Moscow Young Generation Theatre

Nikolai Galkin/TASS
One of the first children's theatres in the USSR, the Moscow Young Generation Theatre opened in the 1920s in a 19th-century building that in 1911 had been renovated to house a private theatre. In the 1920s the building was home to the Young Experimental Theatre before housing the Moscow Young Generation Theatre, originally known as the Pedagogical Theatre.
The theatre was geared for children and young people, becoming a blueprint for a network of similar youth theatres across the USSR. In 1987, with the arrival of the well-known Henrietta Yanovskaya as artistic director, and of her equally famous husband, the director Kama Ginkas, the repertoire was reviewed to cater for adult audiences. The changes brought the theatre numerous Golden Mask awards, yet the management has not forgotten about younger audiences altogether.
Yanovskaya herself regularly directs children's plays, including her well-known 6+ productions of "The Wolf and Seven Goats" ("Volk i Semero Kozlyat") and "The Cat's House" ("Koshkin Dom").
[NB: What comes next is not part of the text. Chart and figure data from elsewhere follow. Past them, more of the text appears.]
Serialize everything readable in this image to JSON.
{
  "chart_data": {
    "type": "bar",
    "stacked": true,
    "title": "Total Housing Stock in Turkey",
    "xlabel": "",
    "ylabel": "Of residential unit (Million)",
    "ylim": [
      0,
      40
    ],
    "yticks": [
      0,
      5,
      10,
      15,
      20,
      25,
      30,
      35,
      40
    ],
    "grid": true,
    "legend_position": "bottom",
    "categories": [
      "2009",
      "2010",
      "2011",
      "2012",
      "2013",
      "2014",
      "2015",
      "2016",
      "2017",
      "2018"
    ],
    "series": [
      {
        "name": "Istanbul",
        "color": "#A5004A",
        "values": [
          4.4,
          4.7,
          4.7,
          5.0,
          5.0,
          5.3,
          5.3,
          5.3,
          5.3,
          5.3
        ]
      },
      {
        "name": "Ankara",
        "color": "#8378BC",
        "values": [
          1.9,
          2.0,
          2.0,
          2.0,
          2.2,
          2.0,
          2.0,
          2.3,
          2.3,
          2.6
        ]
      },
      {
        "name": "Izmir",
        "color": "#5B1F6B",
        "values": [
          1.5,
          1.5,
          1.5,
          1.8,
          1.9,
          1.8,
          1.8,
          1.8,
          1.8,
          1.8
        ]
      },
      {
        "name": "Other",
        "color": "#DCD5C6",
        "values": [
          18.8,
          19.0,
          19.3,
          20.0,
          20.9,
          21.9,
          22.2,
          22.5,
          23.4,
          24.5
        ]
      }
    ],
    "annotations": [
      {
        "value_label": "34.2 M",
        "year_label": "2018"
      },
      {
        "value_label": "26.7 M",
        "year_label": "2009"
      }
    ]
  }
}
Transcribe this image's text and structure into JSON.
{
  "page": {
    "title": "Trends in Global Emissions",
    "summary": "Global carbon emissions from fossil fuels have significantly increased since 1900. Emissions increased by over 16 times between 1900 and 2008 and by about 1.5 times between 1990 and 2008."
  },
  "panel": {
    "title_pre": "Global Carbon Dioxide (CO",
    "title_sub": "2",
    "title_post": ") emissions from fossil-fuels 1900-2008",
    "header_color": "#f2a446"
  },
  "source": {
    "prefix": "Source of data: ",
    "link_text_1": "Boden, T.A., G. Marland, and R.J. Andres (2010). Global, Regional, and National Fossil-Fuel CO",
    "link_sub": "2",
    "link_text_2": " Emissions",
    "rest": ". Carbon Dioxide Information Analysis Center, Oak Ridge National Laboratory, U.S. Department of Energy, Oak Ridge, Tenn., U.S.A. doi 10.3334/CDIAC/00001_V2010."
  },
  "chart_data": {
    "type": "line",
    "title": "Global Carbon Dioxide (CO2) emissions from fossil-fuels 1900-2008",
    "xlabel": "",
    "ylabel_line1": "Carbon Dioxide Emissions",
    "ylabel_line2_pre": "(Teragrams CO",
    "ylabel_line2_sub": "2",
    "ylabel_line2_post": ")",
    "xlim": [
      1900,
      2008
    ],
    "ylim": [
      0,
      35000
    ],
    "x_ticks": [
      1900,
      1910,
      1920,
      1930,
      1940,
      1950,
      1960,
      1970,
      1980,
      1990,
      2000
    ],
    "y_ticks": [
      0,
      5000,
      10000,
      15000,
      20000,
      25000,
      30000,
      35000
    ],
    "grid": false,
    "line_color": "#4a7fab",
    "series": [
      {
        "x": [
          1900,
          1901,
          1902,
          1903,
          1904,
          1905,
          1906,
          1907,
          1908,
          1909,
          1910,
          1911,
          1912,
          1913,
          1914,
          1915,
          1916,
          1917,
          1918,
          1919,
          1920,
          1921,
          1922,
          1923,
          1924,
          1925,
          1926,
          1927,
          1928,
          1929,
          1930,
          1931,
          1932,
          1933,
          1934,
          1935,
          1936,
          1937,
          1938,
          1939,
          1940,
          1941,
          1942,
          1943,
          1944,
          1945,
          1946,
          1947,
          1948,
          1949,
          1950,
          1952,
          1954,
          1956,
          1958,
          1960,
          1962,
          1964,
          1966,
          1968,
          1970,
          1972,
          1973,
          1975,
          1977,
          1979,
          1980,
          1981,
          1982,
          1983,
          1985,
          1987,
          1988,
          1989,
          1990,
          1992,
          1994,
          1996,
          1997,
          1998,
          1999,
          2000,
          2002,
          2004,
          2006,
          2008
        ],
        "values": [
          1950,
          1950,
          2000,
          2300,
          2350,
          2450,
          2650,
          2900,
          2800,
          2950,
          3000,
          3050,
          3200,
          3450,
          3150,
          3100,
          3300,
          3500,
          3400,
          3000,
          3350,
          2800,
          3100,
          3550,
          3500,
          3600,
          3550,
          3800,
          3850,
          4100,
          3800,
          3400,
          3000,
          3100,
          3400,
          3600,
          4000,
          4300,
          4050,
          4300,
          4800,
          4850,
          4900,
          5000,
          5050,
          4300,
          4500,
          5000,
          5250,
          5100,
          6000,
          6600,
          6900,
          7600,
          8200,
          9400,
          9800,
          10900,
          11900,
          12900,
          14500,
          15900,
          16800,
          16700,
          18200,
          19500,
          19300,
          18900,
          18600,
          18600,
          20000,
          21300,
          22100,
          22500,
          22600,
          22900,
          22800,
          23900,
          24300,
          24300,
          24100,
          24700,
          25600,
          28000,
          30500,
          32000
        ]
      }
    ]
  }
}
Kama Ginkas has put on some popular plays for pre-school 5+ audiences, such as Pushkin's "The Golden Cockerel" ("Zolotoy Petushok"), as well as productions such as Oscar Wilde's "The Happy Prince" ("Schastlivy Prints") for teenagers (12+). The Moscow Young Generation Theatre has many plays based on classics from the school curriculum, which become major social events for Moscow's theatre-lovers of all ages.